今日も、明日も、明後日も
おばあちゃんが私を心配してくれる気持ちは嬉しいし、ありがたい。最後の願いを叶えてあげたい気持ちも、分からなくもない。……けどそれでも、やっぱり『はいそうですか』というわけにはいかない。
「そもそも何も知らない、付き合ってもいない人と結婚なんて出来ません」
「無理かなぁ?俺としては結婚してから互いを知るのも楽しそうでいいかと……」
「私は無理です」
「……そっかぁ、なら仕方ないよね」
『仕方ない』、ってことは……諦めた?よかった、意外と物分りはよさそう……。
はぁ、と溜息混じりで諦めたような言い方をする彼に、ホッと胸を撫で下ろす。

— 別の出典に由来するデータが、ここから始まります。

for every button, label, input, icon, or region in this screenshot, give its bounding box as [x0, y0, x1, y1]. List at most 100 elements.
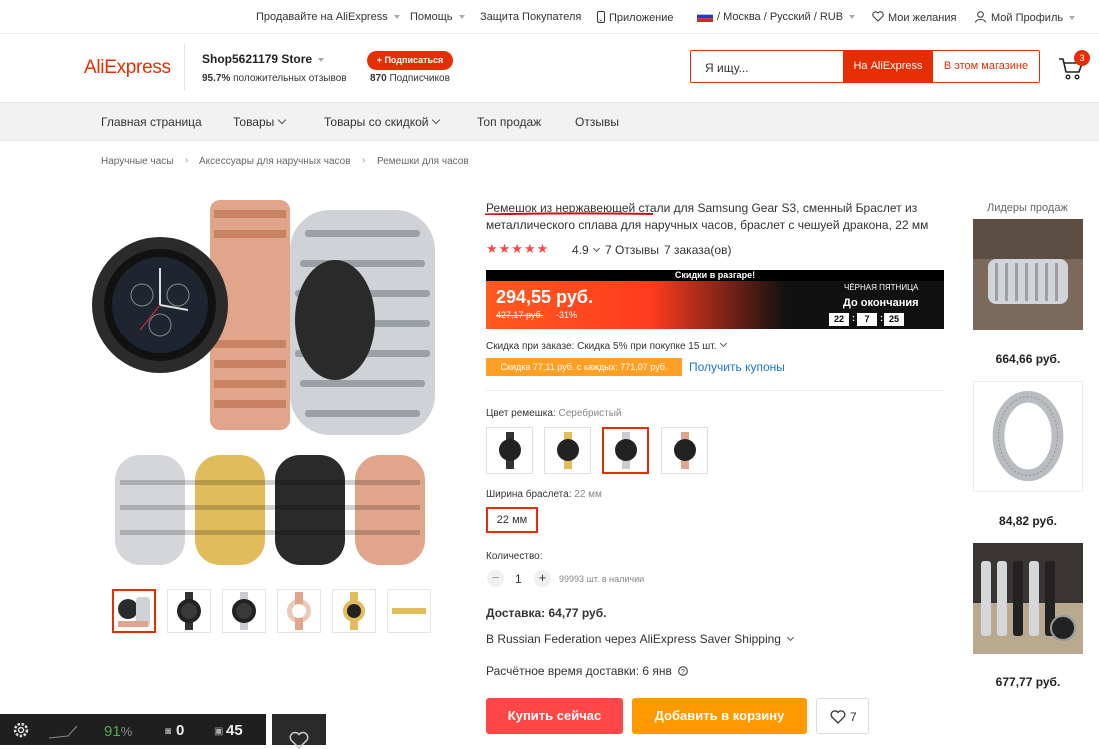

が、次の瞬間彼の大きな手はガシッと私の両手を握っていた。
「じゃあ、友達から始めよう!」
「……はい?」
……ん?『友達』?
「俺これから毎日鈴ちゃんに会いにくるから!互いを知っていけばいつか、結婚しようと思えるはず!うん!!」
「いや、だから……」
「うんそうだ!そうしよう!ねっ!!」
きっと彼は、物分りはいいのだろう。けど、諦めはよくないみたいだ……。
やる気に満ちたキラキラとした瞳で手を握る。そんな彼にこれ以上断る元気も気力もなく、私は小さな声で「はぁ……」と渋々頷いた。